[Date Prev][Date Next][Thread Prev][Thread Next][Date Index][Thread Index]

Re: [HTCondor-users] Behaviour of DAGMAN_ALWAYS_RUN_POST in absence of PRE



Brian Candler wrote:

 
> On 03/04/2017 19:02, Dimitri Maziuk wrote:
>> I wonder: in what scenario a post script that starts with
>>
>> #!/bin/sh
>> if [ $1 -ne 0 ] ; then exit $1 ; fi
>>
>> would cause problems?

> Only when you forget to do it.

> We recently had a problem when a broken dataset ended up getting
deployed. It was controlled by a top-level dag with subdags. After
grubbing through various condor log files, it turns out it was due to
one of the inner dags failing, but the top level DAG had POST scripts to
notify progress, and they weren't handling $RETURN properly.
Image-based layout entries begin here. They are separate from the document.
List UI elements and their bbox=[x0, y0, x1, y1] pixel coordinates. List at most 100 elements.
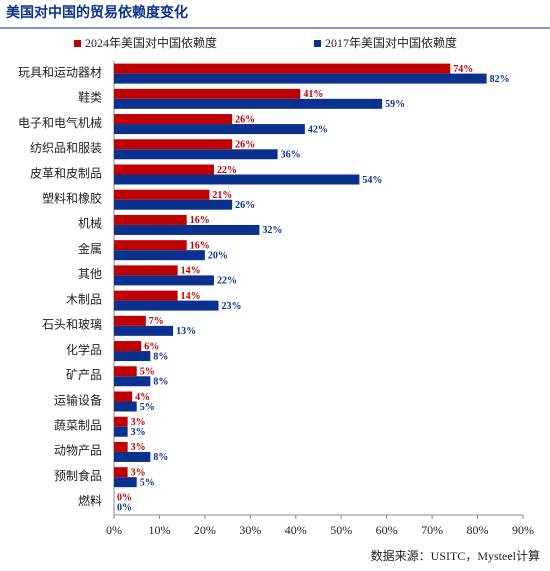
y-tick-label: 蔬菜制品 bbox=[54, 418, 102, 432]
bar bbox=[114, 441, 128, 452]
bar bbox=[114, 325, 174, 336]
x-tick-label: 70% bbox=[421, 523, 443, 537]
bar bbox=[114, 214, 187, 225]
value-label: 14% bbox=[181, 266, 201, 277]
value-label: 3% bbox=[131, 442, 146, 453]
bar bbox=[114, 240, 187, 251]
bar bbox=[114, 477, 137, 488]
y-tick-label: 其他 bbox=[78, 267, 102, 281]
value-label: 16% bbox=[190, 240, 210, 251]
value-label: 54% bbox=[362, 175, 382, 186]
bar bbox=[114, 149, 278, 160]
y-tick-label: 动物产品 bbox=[54, 444, 102, 458]
bar bbox=[114, 416, 128, 427]
source-note: 数据来源：USITC，Mysteel计算 bbox=[371, 548, 540, 563]
bar bbox=[114, 199, 233, 210]
bar bbox=[114, 366, 137, 377]
x-tick-label: 10% bbox=[148, 523, 170, 537]
y-tick-label: 纺织品和服装 bbox=[30, 141, 102, 155]
bar bbox=[114, 341, 142, 352]
bar bbox=[114, 174, 360, 185]
value-label: 4% bbox=[135, 392, 150, 403]
value-label: 22% bbox=[217, 165, 237, 176]
bar bbox=[114, 164, 214, 175]
bar bbox=[114, 114, 233, 125]
value-label: 74% bbox=[453, 64, 473, 75]
bar bbox=[114, 391, 133, 402]
x-tick-label: 90% bbox=[512, 523, 534, 537]
x-tick-label: 60% bbox=[376, 523, 398, 537]
value-label: 8% bbox=[153, 351, 168, 362]
bar bbox=[114, 73, 487, 84]
value-label: 0% bbox=[117, 503, 132, 514]
bar bbox=[114, 224, 260, 235]
y-tick-label: 电子和电气机械 bbox=[18, 115, 102, 130]
y-tick-label: 皮革和皮制品 bbox=[30, 166, 102, 180]
y-tick-label: 石头和玻璃 bbox=[42, 318, 102, 332]
value-label: 5% bbox=[140, 402, 155, 413]
value-label: 6% bbox=[144, 341, 159, 352]
bar bbox=[114, 265, 178, 276]
bar bbox=[114, 124, 305, 135]
value-label: 5% bbox=[140, 477, 155, 488]
y-tick-label: 矿产品 bbox=[66, 368, 102, 382]
value-label: 3% bbox=[131, 427, 146, 438]
bar bbox=[114, 88, 301, 99]
bar bbox=[114, 275, 214, 286]
value-label: 41% bbox=[303, 89, 323, 100]
value-label: 26% bbox=[235, 140, 255, 151]
x-tick-label: 0% bbox=[106, 523, 122, 537]
x-tick-label: 50% bbox=[330, 523, 352, 537]
bar bbox=[114, 139, 233, 150]
value-label: 16% bbox=[190, 215, 210, 226]
bar bbox=[114, 98, 383, 109]
y-tick-label: 燃料 bbox=[78, 493, 102, 508]
bar bbox=[114, 426, 128, 437]
value-label: 26% bbox=[235, 114, 255, 125]
y-tick-label: 玩具和运动器材 bbox=[18, 65, 102, 79]
y-tick-label: 鞋类 bbox=[78, 90, 102, 105]
bar bbox=[114, 189, 210, 200]
value-label: 36% bbox=[281, 150, 301, 161]
value-label: 8% bbox=[153, 377, 168, 388]
bar bbox=[114, 376, 151, 387]
value-label: 21% bbox=[212, 190, 232, 201]
bar bbox=[114, 290, 178, 301]
bar bbox=[114, 300, 219, 311]
bar bbox=[114, 451, 151, 462]
chart-title: 美国对中国的贸易依赖度变化 bbox=[6, 4, 188, 21]
legend-swatch bbox=[314, 40, 321, 47]
value-label: 14% bbox=[181, 291, 201, 302]
y-tick-label: 木制品 bbox=[66, 292, 102, 306]
value-label: 8% bbox=[153, 452, 168, 463]
value-label: 0% bbox=[117, 493, 132, 504]
value-label: 42% bbox=[308, 124, 328, 135]
x-tick-label: 20% bbox=[194, 523, 216, 537]
bar bbox=[114, 467, 128, 478]
value-label: 3% bbox=[131, 467, 146, 478]
y-tick-label: 机械 bbox=[78, 216, 102, 231]
bar bbox=[114, 401, 137, 412]
y-tick-label: 塑料和橡胶 bbox=[42, 190, 102, 205]
legend-label: 2017年美国对中国依赖度 bbox=[325, 35, 457, 50]
value-label: 59% bbox=[385, 99, 405, 110]
legend-swatch bbox=[74, 40, 81, 47]
y-tick-label: 化学品 bbox=[66, 342, 102, 357]
y-tick-label: 预制食品 bbox=[54, 468, 102, 483]
value-label: 26% bbox=[235, 200, 255, 211]
value-label: 7% bbox=[149, 316, 164, 327]
value-label: 13% bbox=[176, 326, 196, 337]
bar bbox=[114, 250, 205, 261]
value-label: 82% bbox=[490, 74, 510, 85]
value-label: 32% bbox=[262, 225, 282, 236]
value-label: 22% bbox=[217, 276, 237, 287]
legend-label: 2024年美国对中国依赖度 bbox=[85, 35, 217, 50]
bar bbox=[114, 351, 151, 362]
value-label: 3% bbox=[131, 417, 146, 428]
x-tick-label: 40% bbox=[285, 523, 307, 537]
y-tick-label: 金属 bbox=[78, 241, 102, 256]
value-label: 20% bbox=[208, 250, 228, 261]
bar bbox=[114, 63, 451, 74]
x-tick-label: 30% bbox=[239, 523, 261, 537]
> So I was just wondering if it was possible to idiot-proof this.

I'm liking the idea of dealing with this with one line in your DAG file, for example:

  RUN_POST_ON_JOB_FAIL ALL_NODES false

(On the other hand, doing it in configuration rather than with a DAG command would make it easier to do across splices and sub-DAGs, but you'd have no way to do it on a per-node basis then.)

Kent